Certain bankruptcy protections go into effect upon filing paperwork with the court. For example, the automatic stay that pauses collection activity takes effect the same day that someone files their initial case. However, a discharge of their unsecured debts won’t occur until they complete the bankruptcy process.
For Chapter 7 filers, a discharge is generally ordered within a few months of initiation of the automatic stay. However, it takes longer to complete a Chapter 13 bankruptcy case than a Chapter 7 bankruptcy case.
A Chapter 13 discharge takes years to obtain
One of the biggest differences between a Chapter 13 bankruptcy and a Chapter 7 bankruptcy is the repayment plan involved in a Chapter 13 filing. You don’t have to sell off or liquidate your assets in a Chapter 13 case because you, instead, have to make several years of payments to your unsecured creditors before a discharge will be granted.
The way you structure your repayment plan will be the deciding factor in how long it takes to secure your discharge. Many people filing will need to make three years of payments on their unsecured debts. However, the courts may require up to five years of payments prior to discharge in some cases. During those years, you will have to commit nearly all of your disposable income to payments on your debts before the court will discharge the remaining balance.

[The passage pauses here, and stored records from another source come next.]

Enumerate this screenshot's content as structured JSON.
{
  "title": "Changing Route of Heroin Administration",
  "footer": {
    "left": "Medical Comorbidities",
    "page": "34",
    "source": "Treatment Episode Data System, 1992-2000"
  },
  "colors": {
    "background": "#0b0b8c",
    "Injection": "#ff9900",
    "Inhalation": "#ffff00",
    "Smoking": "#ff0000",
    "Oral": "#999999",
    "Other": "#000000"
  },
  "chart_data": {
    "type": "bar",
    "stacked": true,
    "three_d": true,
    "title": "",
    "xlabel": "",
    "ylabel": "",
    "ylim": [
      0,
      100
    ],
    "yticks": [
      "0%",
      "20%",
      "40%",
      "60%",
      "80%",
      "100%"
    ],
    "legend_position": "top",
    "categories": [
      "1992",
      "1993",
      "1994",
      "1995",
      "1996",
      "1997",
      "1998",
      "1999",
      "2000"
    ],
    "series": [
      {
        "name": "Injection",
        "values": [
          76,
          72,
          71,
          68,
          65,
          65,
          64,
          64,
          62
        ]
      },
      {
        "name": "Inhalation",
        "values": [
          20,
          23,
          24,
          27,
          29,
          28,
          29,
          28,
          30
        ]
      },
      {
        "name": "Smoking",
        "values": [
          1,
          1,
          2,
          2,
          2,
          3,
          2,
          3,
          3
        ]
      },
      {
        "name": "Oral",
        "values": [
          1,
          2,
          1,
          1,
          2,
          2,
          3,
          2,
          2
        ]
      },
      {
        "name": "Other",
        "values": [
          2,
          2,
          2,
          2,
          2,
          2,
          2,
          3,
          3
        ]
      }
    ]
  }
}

Although you may wait longer for your discharge, you may maintain a more amicable relationship with the creditors involved because you’ll be making payments on the debts prior to discharge. You may also be able to preserve more of your personal property than you might in a Chapter 7 filing. For many people worried about preserving their property or balancing their budgets, a Chapter 13 filing is the best option even if they qualify for Chapter 7 relief.
While you may need to wait several years for your discharge, the collection activity you’re facing will halt after you file, provided that you remain in compliance with the repayment plan. Educating yourself about the rules that apply to Chapter 13 bankruptcies can help you determine the best solution for your current financial struggles.